Advertisement

Rupert Everett discusses LGBT politics, why he will be forever grateful to Colin Firth and the decade it took him to make Oscar Wilde Biopic, The Happy Prince.

I first interviewed Rupert Everett at Sydney Mardi Gras in 2007, where he was promoting his autobiography Red Carpet’s and Other Banana Skins. It was a strange interview where he quizzed me on: the availability of cocaine in New Zealand, how many people I planned to have sex within Sydney, and mocked me when I told him ‘none’. I am forever reminded of it with a photo I had taken on a non-digital camera of me looking around, sweaty, red and joyous, and him looking tall, gaunt, pale and miserable.

To break the ice for this interview I remind him of that day, where the two of us looked like polar opposites. ‘Well don’t worry; I’m looking pretty red, fat and sweaty now too,’ he chuckles. Today’s Rupert Everett feels more humble, grateful and wise. After fighting for ten years to get it made, his Oscar Wilde biopic, The Happy Prince, has been released and critics have showered Everett in praise for acting (he plays Wilde), directing and writing, because this movie is his Streisand-like triple-threat.

Advertisement

“I wasn’t getting offered many roles in cinema and the ones I was getting were more and more boring and so I decided to take the law into my own hands and write myself and whacking great big role,” he tells us when asked what inspired him to write, The Happy Prince. “I’d written a couple of books and I’d always imagined those segwaying into scriptwriting and work on my career as an actor. Wilde seemed to be the right character as my own career has been so intertwined with my sexuality, so in that sense, Wilde was very much the patron saint of me, and the right person to try and write about.”

While the gay poet and playwright was a winning character for Everett to embody, a number of insurmountable challenges lay in his path to getting the film green-lit. Firstly, getting a director.

“It’s very difficult to engage directors with your own very personalised project,” he tells us. “The kind of directors I was approaching were people who had tonnes of their own projects that they were trying to get together at the same time.” After spending over two years getting half-a-dozen no’s from the directors he wanted, he decided to take the helm himself.

The Happy Prince became an encompassing passion project and life goal. “Those ten years were really tough and it then did become a kind of obsession in my life because I thought after being at it for five years  – at that point, you know, I was 54 or 55, I felt the whole of my life had disappeared in a way and I didn’t know really who I’d be if I didn’t make it. By the time I actually did shoot the film, it was my life.” He admits.

Looking back Everett feels that the decade of obsession made for a far better film. “I don’t think that if I had had it handed to me on a plate – director, writer and actor right at the beginning – I probably wouldn’t have it known it so well. By the time I did get to make the film I really knew it backwards. I knew what I wanted to do and how I wanted to make it.”

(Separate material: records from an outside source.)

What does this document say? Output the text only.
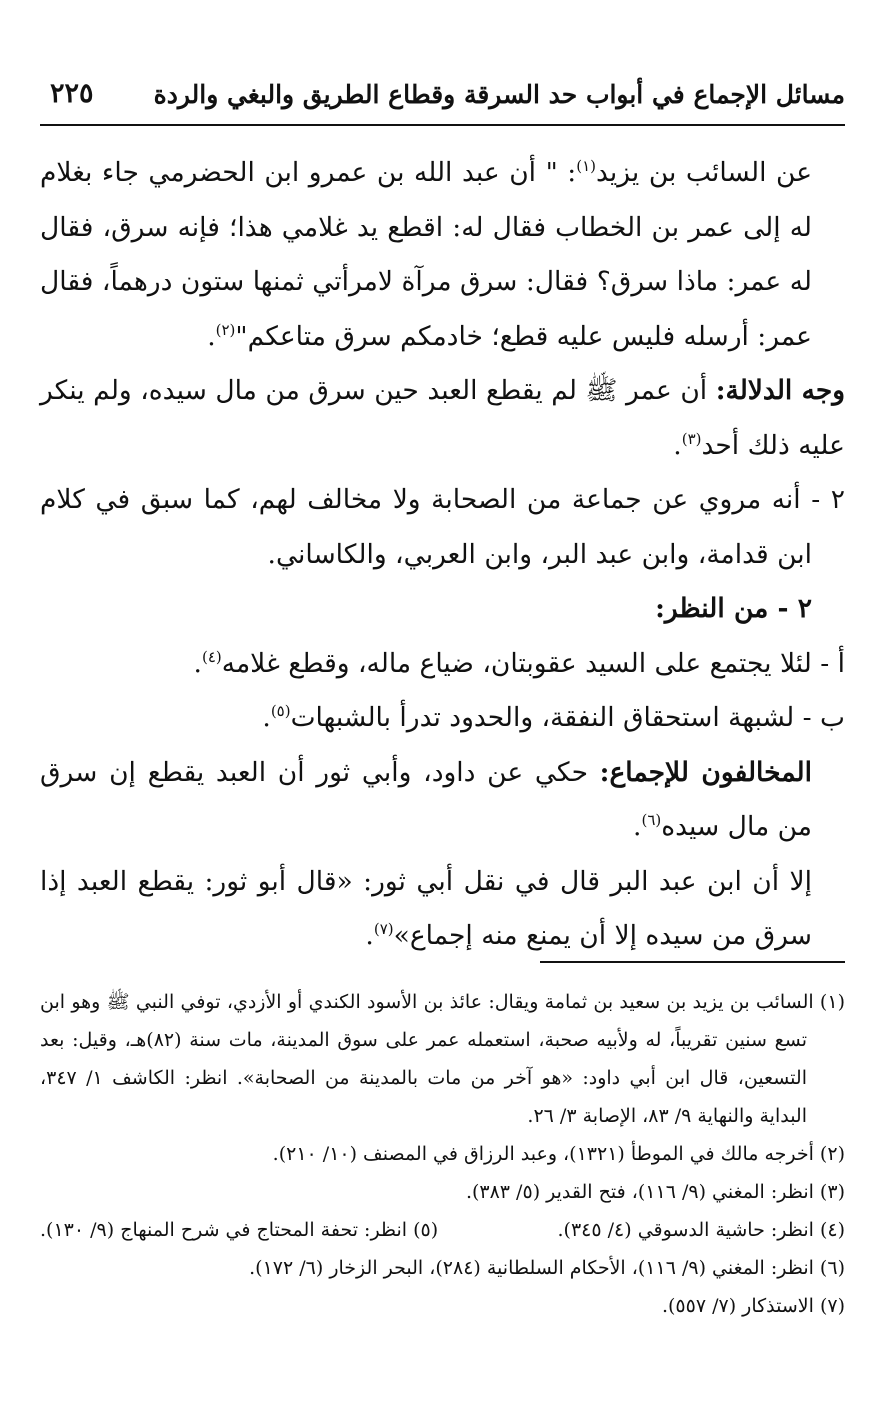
مسائل الإجماع في أبواب حد السرقة وقطاع الطريق والبغي والردة
٢٢٥

عن السائب بن يزيد$^{(١)}$: " أن عبد الله بن عمرو ابن الحضرمي جاء بغلام له إلى عمر بن الخطاب فقال له: اقطع يد غلامي هذا؛ فإنه سرق، فقال له عمر: ماذا سرق؟ فقال: سرق مرآة لامرأتي ثمنها ستون درهماً، فقال عمر: أرسله فليس عليه قطع؛ خادمكم سرق متاعكم"$^{(٢)}$.

وجه الدلالة: أن عمر ﷺ لم يقطع العبد حين سرق من مال سيده، ولم ينكر عليه ذلك أحد$^{(٣)}$.

٢ - أنه مروي عن جماعة من الصحابة ولا مخالف لهم، كما سبق في كلام ابن قدامة، وابن عبد البر، وابن العربي، والكاساني.

٢ - من النظر:

أ - لئلا يجتمع على السيد عقوبتان، ضياع ماله، وقطع غلامه$^{(٤)}$.

ب - لشبهة استحقاق النفقة، والحدود تدرأ بالشبهات$^{(٥)}$.

المخالفون للإجماع: حكي عن داود، وأبي ثور أن العبد يقطع إن سرق من مال سيده$^{(٦)}$.

إلا أن ابن عبد البر قال في نقل أبي ثور: «قال أبو ثور: يقطع العبد إذا سرق من سيده إلا أن يمنع منه إجماع»$^{(٧)}$.

(١) السائب بن يزيد بن سعيد بن ثمامة ويقال: عائذ بن الأسود الكندي أو الأزدي، توفي النبي ﷺ وهو ابن تسع سنين تقريباً، له ولأبيه صحبة، استعمله عمر على سوق المدينة، مات سنة (٨٢)هـ، وقيل: بعد التسعين، قال ابن أبي داود: «هو آخر من مات بالمدينة من الصحابة». انظر: الكاشف ١/ ٣٤٧، البداية والنهاية ٩/ ٨٣، الإصابة ٣/ ٢٦.
(٢) أخرجه مالك في الموطأ (١٣٢١)، وعبد الرزاق في المصنف (١٠/ ٢١٠).
(٣) انظر: المغني (٩/ ١١٦)، فتح القدير (٥/ ٣٨٣).
(٤) انظر: حاشية الدسوقي (٤/ ٣٤٥).
(٥) انظر: تحفة المحتاج في شرح المنهاج (٩/ ١٣٠).
(٦) انظر: المغني (٩/ ١١٦)، الأحكام السلطانية (٢٨٤)، البحر الزخار (٦/ ١٧٢).
(٧) الاستذكار (٧/ ٥٥٧).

The movie was finally green-lit once Everett’s long-term friend and frequent co-star Colin Firth agreed to take a role. “All the money was dependent on him showing up. By him showing up the movie got made, so I’ll never be able to repay him,” Everett says humbly.

Firth and Everett first co-starred together thirty years ago, playing lovers in Another Country; a breakout film for both of them. “I think that’s one of the nice things about getting older in this business. Having relationships that are longstanding. He really has been a great friend to me,” Everett reflects.

While Everett was the one who walked away from Another Country with a Bafta nomination, it was Firth who’s Hollywood career went on to flourish. Everett remains convinced that it was his openness about his sexuality, that stunted his career. Though, “it’s less of an issue not I am too old to play the romantic lead,” he muses.

On the politics of LGBT issues in modern Hollywood he agrees with critics who were disappointed that straight comedian Jack Whitehall has been cast in Disney’s first major openly gay role in the film Jungle Cruise; but believes it was a mistake for activists to protest Scarlett Johansson being cast as a transman in Rub & Tug. “Hollywood is a business. No trans actor had the name value to get a film with an $80 million dollar budget greenlit… And in the long run, the film would have probably helped shed a light on transgender issues and helped other trans-actors get future roles.”

Reflecting on his own battles, he says he never minded straight actors getting picked over him for gay roles. “It’s the straight roles that gay actors really want,” he confides.

What Everett ‘really wants’ next is for his new screenplay to get made, and for it to take less than a decade to happen. It won’t tell us the exact premise but says it is set around the fashion industry in late seventies Paris.

 

A Happy Prince will be released in select cinemas around NZ on Boxing Day.